Fiche du document numéro 23278

Num
23278
Date
Mardi 11 décembre 2018
Amj
Taille
143909
Titre
Lorrains originaires du bassin de Briey tués au Rwanda en 1994 : le mystère demeure
Soustitre
Comment et pourquoi sont morts le gendarme Alain Didot et son épouse Gilda au Rwanda en 1994, au tout début du génocide ? Un documentaire est en préparation. Le couple était natif du Pays-Haut. Le frère de Gilda témoigne
Type
Article de journal
Langue
FR
Citation
Gaëtan Lana a conservé les articles de l’époque mais aussi ceux de ces dernières années : presque 25 ans plus tard, le mystère plane toujours sur la mort de sa sœur Gilda et son beau-frère Alain Didot. Un 2e gendarme a été assassiné avec eux, après l’attentat contre l’avion du président rwandais. Un acte terroriste qui allait entraîner le génocide. Photo Fred LECOCQ

Près de 25 ans plus tard, la plaie de Gaëtan Lana et de sa femme Huguette n’a pas cicatrisé. Comment pourrait-il en être autrement ? « On ne peut pas oublier ça, on vit avec. Mes parents, ça les a tués de n’avoir jamais su. Ils sont morts en 2011, à trois jours d’intervalle…»

Des enfants du Pays-Haut



Gaëtan, 68 ans, ne laisse rien transparaître. Mais par moments, l’émotion est palpable. Sur la table du salon, de nombreux articles de presse. Du Républicain Lorrain et d’ailleurs. Ils informent, à l’époque, du drame : le décès du gendarme Alain Didot et de son épouse Gilda, la sœur de Gaëtan. Gilda a grandi à Piennes ; Alain à Beaumont, près de Moineville. « Nous sommes allés tous les trois au lycée technique de Longwy. Alain, c’était un copain. Quand j’ai fait mon service militaire, il était à la base d’Etain. Ma sœur et lui se sont connus au foyer des jeunes, à Landres », retrace Gaëtan, installé avec Huguette à Mance (La Malmaison), dans le Val de Briey.

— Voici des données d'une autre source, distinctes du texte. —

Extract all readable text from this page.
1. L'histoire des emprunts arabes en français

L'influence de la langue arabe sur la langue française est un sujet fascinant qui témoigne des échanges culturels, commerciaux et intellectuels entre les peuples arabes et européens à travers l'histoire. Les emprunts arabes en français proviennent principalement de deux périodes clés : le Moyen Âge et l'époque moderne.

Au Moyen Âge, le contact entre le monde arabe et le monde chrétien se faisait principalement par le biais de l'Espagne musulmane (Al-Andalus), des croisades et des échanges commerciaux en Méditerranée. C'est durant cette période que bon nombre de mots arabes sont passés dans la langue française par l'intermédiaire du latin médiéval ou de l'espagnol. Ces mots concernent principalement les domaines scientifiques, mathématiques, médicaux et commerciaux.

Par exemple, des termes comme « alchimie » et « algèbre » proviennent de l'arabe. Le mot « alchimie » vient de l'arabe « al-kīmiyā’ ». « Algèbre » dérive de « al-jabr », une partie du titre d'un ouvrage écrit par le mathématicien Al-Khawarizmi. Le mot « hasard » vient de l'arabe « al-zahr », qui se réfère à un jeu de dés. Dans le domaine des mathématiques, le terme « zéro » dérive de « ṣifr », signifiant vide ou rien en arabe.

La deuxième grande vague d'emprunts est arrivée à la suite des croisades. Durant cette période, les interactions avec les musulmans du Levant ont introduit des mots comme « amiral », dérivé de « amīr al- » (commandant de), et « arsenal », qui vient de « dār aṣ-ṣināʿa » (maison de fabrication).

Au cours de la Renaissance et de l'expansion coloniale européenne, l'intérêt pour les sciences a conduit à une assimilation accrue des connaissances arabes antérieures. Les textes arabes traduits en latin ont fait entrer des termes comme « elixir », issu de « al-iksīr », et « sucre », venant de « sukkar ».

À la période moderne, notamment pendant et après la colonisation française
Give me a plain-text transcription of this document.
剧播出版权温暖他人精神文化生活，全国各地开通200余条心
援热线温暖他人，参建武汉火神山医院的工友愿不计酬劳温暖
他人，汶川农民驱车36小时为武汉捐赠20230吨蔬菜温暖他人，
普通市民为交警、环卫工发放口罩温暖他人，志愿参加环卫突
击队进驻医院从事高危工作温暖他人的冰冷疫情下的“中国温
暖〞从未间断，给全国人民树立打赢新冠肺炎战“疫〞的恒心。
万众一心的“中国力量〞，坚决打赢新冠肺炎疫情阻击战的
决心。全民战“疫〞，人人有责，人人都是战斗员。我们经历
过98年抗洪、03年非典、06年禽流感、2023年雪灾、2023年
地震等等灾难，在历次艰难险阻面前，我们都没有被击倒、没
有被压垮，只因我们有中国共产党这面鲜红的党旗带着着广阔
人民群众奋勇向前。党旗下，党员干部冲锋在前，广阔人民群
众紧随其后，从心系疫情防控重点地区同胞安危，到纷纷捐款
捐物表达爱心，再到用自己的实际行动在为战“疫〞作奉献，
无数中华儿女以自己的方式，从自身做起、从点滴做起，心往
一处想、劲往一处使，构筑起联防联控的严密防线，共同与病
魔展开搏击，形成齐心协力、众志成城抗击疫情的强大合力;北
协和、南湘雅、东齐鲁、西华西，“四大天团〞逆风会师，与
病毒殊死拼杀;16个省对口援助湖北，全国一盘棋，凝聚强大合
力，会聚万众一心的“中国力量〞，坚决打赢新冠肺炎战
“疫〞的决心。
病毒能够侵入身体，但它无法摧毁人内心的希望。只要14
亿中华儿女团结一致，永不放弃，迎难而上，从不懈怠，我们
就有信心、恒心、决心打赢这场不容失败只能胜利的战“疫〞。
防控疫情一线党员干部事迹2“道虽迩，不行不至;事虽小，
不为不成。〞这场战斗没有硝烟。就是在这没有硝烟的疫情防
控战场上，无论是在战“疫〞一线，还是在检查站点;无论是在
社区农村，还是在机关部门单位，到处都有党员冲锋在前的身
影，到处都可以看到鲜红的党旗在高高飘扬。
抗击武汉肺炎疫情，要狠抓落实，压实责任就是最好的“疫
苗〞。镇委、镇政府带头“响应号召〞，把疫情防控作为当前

Gilda et Alain se marieront en 1972. Seule la mort les séparera. Une troisième personne décède avec eux : un collègue d’Alain, le gendarme Jean-Paul Maïer. Alain avait 46 ans, Gilda allait les avoir quelques jours après sa tragique disparition.

Quand ? Comment ? Pourquoi ?



6 avril 1994 : l’avion du président du Rwanda, Juvénal Habyarimana, est abattu. Le Falcon, qui transportait d’autres dignitaires dont le président du Burundi, allait atterrir à Kigali, capitale du Rwanda, quand il a été frappé par deux missiles sol-air. Aucun survivant. L’attentat va être à l’origine d’un des pires génocides : le massacre des Tutsis par les Hutus. Bilan : près d’un million de morts en l’espace de trois mois…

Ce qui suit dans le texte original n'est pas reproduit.